Other significant expenses include salary and benefit costs of $114.9 million (a year-over-year increase of 8,6 %) and passenger service costs, which reached USD 27.6 million, an increase of 28,5 %. This increase was supported by higher passenger numbers and increased costs for non-scheduled operations.

The Company continues to improve its liquidity and stable financial position. At the end of the quarter, Copa Holdings had approximately USD 1.2 billion in cash and short- and long-term investments, equivalent to 35 % of annual sales.
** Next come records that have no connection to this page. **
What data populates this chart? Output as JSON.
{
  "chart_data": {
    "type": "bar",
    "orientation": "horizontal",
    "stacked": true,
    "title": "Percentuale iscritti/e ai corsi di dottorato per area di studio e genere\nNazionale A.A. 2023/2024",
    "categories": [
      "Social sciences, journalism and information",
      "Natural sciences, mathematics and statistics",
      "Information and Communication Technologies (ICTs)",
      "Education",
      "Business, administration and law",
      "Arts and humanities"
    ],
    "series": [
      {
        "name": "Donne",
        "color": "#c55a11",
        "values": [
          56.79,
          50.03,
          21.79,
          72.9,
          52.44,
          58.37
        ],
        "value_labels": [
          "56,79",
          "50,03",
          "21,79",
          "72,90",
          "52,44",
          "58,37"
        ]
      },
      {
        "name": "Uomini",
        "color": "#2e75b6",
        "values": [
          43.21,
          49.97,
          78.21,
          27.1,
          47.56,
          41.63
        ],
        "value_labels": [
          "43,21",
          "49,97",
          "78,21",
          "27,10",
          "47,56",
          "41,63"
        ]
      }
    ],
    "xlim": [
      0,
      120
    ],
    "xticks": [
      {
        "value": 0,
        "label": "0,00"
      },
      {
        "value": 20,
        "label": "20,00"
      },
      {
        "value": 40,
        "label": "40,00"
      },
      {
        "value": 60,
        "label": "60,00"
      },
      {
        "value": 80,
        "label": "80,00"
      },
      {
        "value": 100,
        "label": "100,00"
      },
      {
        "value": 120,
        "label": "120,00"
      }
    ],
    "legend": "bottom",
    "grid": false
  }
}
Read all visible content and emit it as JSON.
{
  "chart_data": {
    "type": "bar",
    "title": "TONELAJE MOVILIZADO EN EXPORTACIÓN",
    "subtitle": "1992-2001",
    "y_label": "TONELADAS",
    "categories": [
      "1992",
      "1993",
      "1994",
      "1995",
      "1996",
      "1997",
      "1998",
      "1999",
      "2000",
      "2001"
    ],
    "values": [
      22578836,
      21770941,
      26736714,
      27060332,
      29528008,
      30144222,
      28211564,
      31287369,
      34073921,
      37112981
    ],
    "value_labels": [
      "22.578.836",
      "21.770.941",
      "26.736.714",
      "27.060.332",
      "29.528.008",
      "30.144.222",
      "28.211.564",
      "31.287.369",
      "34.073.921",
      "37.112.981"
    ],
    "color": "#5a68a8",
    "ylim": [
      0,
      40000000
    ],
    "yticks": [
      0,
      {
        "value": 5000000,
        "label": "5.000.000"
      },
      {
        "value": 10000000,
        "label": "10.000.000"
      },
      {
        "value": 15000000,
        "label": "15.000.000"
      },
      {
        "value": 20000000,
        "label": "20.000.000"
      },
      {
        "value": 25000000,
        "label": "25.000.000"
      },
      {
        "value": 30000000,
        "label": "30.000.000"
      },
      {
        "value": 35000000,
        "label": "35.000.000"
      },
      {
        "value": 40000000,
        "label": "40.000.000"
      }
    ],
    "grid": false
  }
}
The company's total debt is USD 1,8 billion and its ratio of adjusted net debt to EBITDA was 0,6. The Company has set its operating margin guidance for 2024 between 21-23 % and plans to leverage its strong balance sheet to further strengthen its competitive position in the Latin American aviation market.

Recent results

Copa Holdings has shown a significant improvement in its financial results over the past few years, driven not only by a recovery in global demand for air travel following the pandemic, but also by effective cost management and growth in operating capacity.

For revenues, we see a gradual upward trajectory, with revenues of $800 million in 2020, compared to just under $3.5 billion in 2023. Similarly, we see growth in net income and EPS, where after a challenging (loss-making) year in 2020, the recovery has come and the company has moved back into positive numbers.

⚠ Invest responsibly!

The information in this article is for educational purposes only and does not serve as an investment recommendation. The authors only present facts known to them and do not draw any conclusions or recommendations for the reader.

Investing can be risky if you approach it recklessly. Bulios does not know your financial situation and therefore does not give specific advice and tips in any way. Stock selection, strategy and portfolio construction is an individual matter, so always educate yourself and perform your own detailed analysis before buying a particular stock.